Commit ecff665f5e3f (drm/ttm: make ttm reservation calls...) causes system hang on Radeon RS780

2013-07-10 Thread Markus Trippelsdorf
On 2013.07.10 at 11:56 +0200, Maarten Lankhorst wrote:
> Op 10-07-13 11:46, Markus Trippelsdorf schreef:
> > On 2013.07.10 at 11:29 +0200, Maarten Lankhorst wrote:
> >> Op 10-07-13 11:22, Markus Trippelsdorf schreef:
> >>> By simply copy/pasting a big document under LibreOffice my system hangs
> >>> itself up. Only a hard reset gets it working again.
> >>> see also: https://bugs.freedesktop.org/show_bug.cgi?id=66551
> >>>
> >>> I've bisected the issue to:
> >>>
> >>> commit ecff665f5e3f1c6909353e00b9420e45ae23d995
> >>> Author: Maarten Lankhorst 
> >>> Date:   Thu Jun 27 13:48:17 2013 +0200
> >>>
> >>> drm/ttm: make ttm reservation calls behave like reservation calls
> >>> 
> >>> This commit converts the source of the val_seq counter to
> >>> the ww_mutex api. The reservation objects are converted later,
> >>> because there is still a lockdep splat in nouveau that has to
> >>> resolved first.
> >>> 
> >>> Signed-off-by: Maarten Lankhorst 
> >>> Reviewed-by: Jerome Glisse 
> >>> Signed-off-by: Dave Airlie 
> >> Hey,
> >>
> >> Can you try current head with CONFIG_PROVE_LOCKING set and post the
> >> lockdep splat from dmesg, if any? If there is any locking issue
> >> lockdep should warn about it.  Lockdep will turn itself off after the
> >> first splat, so if the lockdep splat happens before running the
> >> affected parts those will have to be fixed first.
> > There was an unrelated EDAC lockdep splat, so I simply disabled it.
> >
> > This is what I get:
> >
> > Jul 10 11:40:44 x4 kernel: 
> > Jul 10 11:40:44 x4 kernel: [ BUG: lock held when returning to user space! ]
> > Jul 10 11:40:44 x4 kernel: 3.10.0-08587-g496322b #35 Not tainted
> > Jul 10 11:40:44 x4 kernel: 
> > Jul 10 11:40:44 x4 kernel: X/211 is leaving the kernel with locks still 
> > held!
> > Jul 10 11:40:44 x4 kernel: 2 locks held by X/211:
> > Jul 10 11:40:44 x4 kernel: #0:  (reservation_ww_class_acquire){+.+.+.}, at: 
> > [] radeon_bo_list_validate+0x20/0xd0
> > Jul 10 11:40:44 x4 kernel: #1:  (reservation_ww_class_mutex){+.+.+.}, at: 
> > [] ttm_eu_reserve_buffers+0x126/0x4b0
> > Jul 10 11:40:52 x4 kernel: SysRq : Emergency Sync
> > Jul 10 11:40:53 x4 kernel: Emergency Sync complete
> >
> Thanks, exactly what I thought. I missed a backoff somewhere..
> 
> Does the below patch fix it?

Yes.

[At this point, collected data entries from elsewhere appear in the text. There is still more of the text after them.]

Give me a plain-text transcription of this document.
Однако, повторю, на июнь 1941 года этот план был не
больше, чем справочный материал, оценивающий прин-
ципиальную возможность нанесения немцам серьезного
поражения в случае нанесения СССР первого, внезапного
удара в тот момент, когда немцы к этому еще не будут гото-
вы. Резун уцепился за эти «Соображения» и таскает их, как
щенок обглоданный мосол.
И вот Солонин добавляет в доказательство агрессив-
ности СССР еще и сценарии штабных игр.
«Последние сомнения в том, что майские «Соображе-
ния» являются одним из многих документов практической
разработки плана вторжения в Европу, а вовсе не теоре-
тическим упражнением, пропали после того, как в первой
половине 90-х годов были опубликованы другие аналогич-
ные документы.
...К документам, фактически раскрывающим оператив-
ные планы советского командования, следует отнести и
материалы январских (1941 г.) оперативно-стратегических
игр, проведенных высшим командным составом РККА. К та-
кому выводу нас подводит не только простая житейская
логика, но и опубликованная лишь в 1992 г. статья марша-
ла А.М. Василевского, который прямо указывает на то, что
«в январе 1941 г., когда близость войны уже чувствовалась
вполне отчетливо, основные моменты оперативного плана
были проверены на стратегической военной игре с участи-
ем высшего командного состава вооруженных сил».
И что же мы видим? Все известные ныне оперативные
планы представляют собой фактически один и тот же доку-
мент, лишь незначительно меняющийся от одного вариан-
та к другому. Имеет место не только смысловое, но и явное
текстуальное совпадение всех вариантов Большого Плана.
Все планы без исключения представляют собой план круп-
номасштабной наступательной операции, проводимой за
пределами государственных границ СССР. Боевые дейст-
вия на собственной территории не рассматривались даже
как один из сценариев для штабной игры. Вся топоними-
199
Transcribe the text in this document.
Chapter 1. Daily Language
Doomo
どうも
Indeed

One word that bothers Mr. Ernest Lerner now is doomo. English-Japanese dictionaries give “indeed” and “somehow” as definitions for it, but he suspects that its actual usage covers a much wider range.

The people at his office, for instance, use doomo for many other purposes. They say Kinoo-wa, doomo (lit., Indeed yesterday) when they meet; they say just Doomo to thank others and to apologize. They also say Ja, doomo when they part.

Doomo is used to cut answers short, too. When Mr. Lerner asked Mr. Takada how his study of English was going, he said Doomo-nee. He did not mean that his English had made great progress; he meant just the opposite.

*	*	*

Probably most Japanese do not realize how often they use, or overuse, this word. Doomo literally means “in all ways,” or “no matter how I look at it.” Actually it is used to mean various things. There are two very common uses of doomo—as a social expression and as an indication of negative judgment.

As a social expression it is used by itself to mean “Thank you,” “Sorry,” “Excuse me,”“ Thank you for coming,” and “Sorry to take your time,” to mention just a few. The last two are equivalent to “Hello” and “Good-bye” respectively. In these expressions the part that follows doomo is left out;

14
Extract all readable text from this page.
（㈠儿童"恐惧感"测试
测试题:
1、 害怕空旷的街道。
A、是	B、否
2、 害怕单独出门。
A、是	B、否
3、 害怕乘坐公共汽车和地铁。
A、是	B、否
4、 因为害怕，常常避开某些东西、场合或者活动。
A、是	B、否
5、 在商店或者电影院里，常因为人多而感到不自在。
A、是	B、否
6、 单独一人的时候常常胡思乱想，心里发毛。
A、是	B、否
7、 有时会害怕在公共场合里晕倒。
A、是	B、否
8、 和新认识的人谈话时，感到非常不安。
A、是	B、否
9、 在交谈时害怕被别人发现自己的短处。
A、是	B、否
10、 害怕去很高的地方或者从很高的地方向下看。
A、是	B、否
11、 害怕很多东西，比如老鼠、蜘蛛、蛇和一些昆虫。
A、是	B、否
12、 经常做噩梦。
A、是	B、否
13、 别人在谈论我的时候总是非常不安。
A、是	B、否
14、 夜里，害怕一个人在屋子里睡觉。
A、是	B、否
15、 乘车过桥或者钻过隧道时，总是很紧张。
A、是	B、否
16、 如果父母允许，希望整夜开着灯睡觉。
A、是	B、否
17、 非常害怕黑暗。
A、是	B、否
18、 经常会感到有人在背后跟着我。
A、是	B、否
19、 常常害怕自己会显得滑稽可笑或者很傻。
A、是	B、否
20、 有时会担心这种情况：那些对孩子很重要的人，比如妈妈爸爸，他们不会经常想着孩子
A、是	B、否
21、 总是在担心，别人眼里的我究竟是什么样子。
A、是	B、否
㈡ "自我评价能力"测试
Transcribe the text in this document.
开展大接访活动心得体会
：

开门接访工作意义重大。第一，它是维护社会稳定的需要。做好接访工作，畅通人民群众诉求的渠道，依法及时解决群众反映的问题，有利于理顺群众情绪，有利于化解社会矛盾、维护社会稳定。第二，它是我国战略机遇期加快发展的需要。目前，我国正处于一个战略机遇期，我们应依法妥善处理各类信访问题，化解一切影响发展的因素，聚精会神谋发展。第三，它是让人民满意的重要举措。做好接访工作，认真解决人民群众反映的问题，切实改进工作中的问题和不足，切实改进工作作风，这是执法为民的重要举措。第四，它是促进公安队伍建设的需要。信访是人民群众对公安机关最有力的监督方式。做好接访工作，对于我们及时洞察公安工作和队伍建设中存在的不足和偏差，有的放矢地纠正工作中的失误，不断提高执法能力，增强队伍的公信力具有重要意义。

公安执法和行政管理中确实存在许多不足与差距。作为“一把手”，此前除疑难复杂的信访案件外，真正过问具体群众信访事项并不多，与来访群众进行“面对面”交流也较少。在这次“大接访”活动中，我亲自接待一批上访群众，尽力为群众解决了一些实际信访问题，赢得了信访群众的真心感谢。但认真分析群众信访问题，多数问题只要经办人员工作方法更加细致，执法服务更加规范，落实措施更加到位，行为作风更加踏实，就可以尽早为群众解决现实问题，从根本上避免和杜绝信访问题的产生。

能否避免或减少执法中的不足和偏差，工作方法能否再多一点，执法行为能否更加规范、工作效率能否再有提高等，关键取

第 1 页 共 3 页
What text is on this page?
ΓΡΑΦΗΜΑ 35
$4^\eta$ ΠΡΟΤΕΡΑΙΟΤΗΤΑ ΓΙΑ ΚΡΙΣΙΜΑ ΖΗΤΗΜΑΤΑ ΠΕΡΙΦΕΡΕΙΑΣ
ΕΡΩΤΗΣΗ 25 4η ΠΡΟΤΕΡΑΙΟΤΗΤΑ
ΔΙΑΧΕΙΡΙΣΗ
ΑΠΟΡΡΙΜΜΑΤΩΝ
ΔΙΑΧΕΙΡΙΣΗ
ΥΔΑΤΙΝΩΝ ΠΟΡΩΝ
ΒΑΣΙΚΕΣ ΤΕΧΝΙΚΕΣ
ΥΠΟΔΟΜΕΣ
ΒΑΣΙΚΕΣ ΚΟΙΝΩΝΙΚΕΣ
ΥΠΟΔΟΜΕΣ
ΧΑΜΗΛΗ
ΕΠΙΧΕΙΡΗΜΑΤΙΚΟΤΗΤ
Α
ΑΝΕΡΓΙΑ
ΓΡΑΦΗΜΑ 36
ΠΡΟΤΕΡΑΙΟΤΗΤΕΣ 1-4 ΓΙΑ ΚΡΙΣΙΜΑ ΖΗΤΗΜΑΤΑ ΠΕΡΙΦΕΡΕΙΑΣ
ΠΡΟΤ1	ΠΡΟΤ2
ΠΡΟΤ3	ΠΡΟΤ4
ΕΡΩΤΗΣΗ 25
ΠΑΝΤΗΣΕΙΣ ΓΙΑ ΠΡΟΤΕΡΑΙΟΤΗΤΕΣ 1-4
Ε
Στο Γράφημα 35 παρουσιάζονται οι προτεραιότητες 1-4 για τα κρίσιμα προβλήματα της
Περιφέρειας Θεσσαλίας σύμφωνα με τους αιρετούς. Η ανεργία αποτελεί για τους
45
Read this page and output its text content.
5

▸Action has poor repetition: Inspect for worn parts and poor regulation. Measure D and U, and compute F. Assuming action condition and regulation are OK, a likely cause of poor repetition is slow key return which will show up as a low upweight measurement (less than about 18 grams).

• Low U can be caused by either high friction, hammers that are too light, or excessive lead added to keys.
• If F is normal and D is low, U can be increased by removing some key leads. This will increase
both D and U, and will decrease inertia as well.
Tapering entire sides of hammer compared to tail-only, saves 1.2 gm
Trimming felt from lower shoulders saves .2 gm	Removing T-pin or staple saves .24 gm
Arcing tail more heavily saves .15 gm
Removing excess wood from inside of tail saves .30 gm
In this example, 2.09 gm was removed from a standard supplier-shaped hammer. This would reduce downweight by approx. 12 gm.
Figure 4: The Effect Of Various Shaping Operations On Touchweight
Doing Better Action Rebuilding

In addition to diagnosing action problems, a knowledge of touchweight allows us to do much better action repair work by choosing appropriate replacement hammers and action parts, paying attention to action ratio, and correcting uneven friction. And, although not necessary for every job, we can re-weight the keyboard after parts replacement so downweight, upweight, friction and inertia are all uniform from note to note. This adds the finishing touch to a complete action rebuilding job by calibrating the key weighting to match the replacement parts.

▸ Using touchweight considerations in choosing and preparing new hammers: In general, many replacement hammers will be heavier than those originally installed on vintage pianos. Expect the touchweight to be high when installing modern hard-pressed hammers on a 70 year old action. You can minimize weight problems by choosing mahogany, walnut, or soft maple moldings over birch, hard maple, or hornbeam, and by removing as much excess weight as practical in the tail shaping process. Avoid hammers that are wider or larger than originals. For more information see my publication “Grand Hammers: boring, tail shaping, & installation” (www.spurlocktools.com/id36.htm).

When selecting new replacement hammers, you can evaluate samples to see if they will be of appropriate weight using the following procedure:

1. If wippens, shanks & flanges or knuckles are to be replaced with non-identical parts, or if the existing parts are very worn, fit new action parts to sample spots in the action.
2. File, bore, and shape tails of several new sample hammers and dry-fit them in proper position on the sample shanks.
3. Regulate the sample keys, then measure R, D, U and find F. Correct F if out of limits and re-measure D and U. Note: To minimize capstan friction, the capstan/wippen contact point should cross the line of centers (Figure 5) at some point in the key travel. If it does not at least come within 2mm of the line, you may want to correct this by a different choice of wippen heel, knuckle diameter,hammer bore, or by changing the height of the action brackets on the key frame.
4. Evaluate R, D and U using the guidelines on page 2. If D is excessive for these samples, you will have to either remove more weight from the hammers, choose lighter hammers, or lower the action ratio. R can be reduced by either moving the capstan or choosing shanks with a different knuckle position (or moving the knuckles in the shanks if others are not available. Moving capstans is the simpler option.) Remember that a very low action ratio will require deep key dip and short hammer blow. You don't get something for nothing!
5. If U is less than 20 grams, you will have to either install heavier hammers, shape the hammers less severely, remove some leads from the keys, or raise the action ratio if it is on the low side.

Thank you for your quick reply.

-- 
Markus


Commit ecff665f5e3f (drm/ttm: make ttm reservation calls...) causes system hang on Radeon RS780

2013-07-10 Thread Maarten Lankhorst
Op 10-07-13 11:46, Markus Trippelsdorf schreef:
> On 2013.07.10 at 11:29 +0200, Maarten Lankhorst wrote:
>> Op 10-07-13 11:22, Markus Trippelsdorf schreef:
>>> By simply copy/pasting a big document under LibreOffice my system hangs
>>> itself up. Only a hard reset gets it working again.
>>> see also: https://bugs.freedesktop.org/show_bug.cgi?id=66551
>>>
>>> I've bisected the issue to:
>>>
>>> commit ecff665f5e3f1c6909353e00b9420e45ae23d995
>>> Author: Maarten Lankhorst 
>>> Date:   Thu Jun 27 13:48:17 2013 +0200
>>>
>>> drm/ttm: make ttm reservation calls behave like reservation calls
>>> 
>>> This commit converts the source of the val_seq counter to
>>> the ww_mutex api. The reservation objects are converted later,
>>> because there is still a lockdep splat in nouveau that has to
>>> resolved first.
>>> 
>>> Signed-off-by: Maarten Lankhorst 
>>> Reviewed-by: Jerome Glisse 
>>> Signed-off-by: Dave Airlie 
>> Hey,
>>
>> Can you try current head with CONFIG_PROVE_LOCKING set and post the
>> lockdep splat from dmesg, if any? If there is any locking issue
>> lockdep should warn about it.  Lockdep will turn itself off after the
>> first splat, so if the lockdep splat happens before running the
>> affected parts those will have to be fixed first.
> There was an unrelated EDAC lockdep splat, so I simply disabled it.
>
> This is what I get:
>
> Jul 10 11:40:44 x4 kernel: 
> Jul 10 11:40:44 x4 kernel: [ BUG: lock held when returning to user space! ]
> Jul 10 11:40:44 x4 kernel: 3.10.0-08587-g496322b #35 Not tainted
> Jul 10 11:40:44 x4 kernel: 
> Jul 10 11:40:44 x4 kernel: X/211 is leaving the kernel with locks still held!
> Jul 10 11:40:44 x4 kernel: 2 locks held by X/211:
> Jul 10 11:40:44 x4 kernel: #0:  (reservation_ww_class_acquire){+.+.+.}, at: 
> [] radeon_bo_list_validate+0x20/0xd0
> Jul 10 11:40:44 x4 kernel: #1:  (reservation_ww_class_mutex){+.+.+.}, at: 
> [] ttm_eu_reserve_buffers+0x126/0x4b0
> Jul 10 11:40:52 x4 kernel: SysRq : Emergency Sync
> Jul 10 11:40:53 x4 kernel: Emergency Sync complete
>
Thanks, exactly what I thought. I missed a backoff somewhere..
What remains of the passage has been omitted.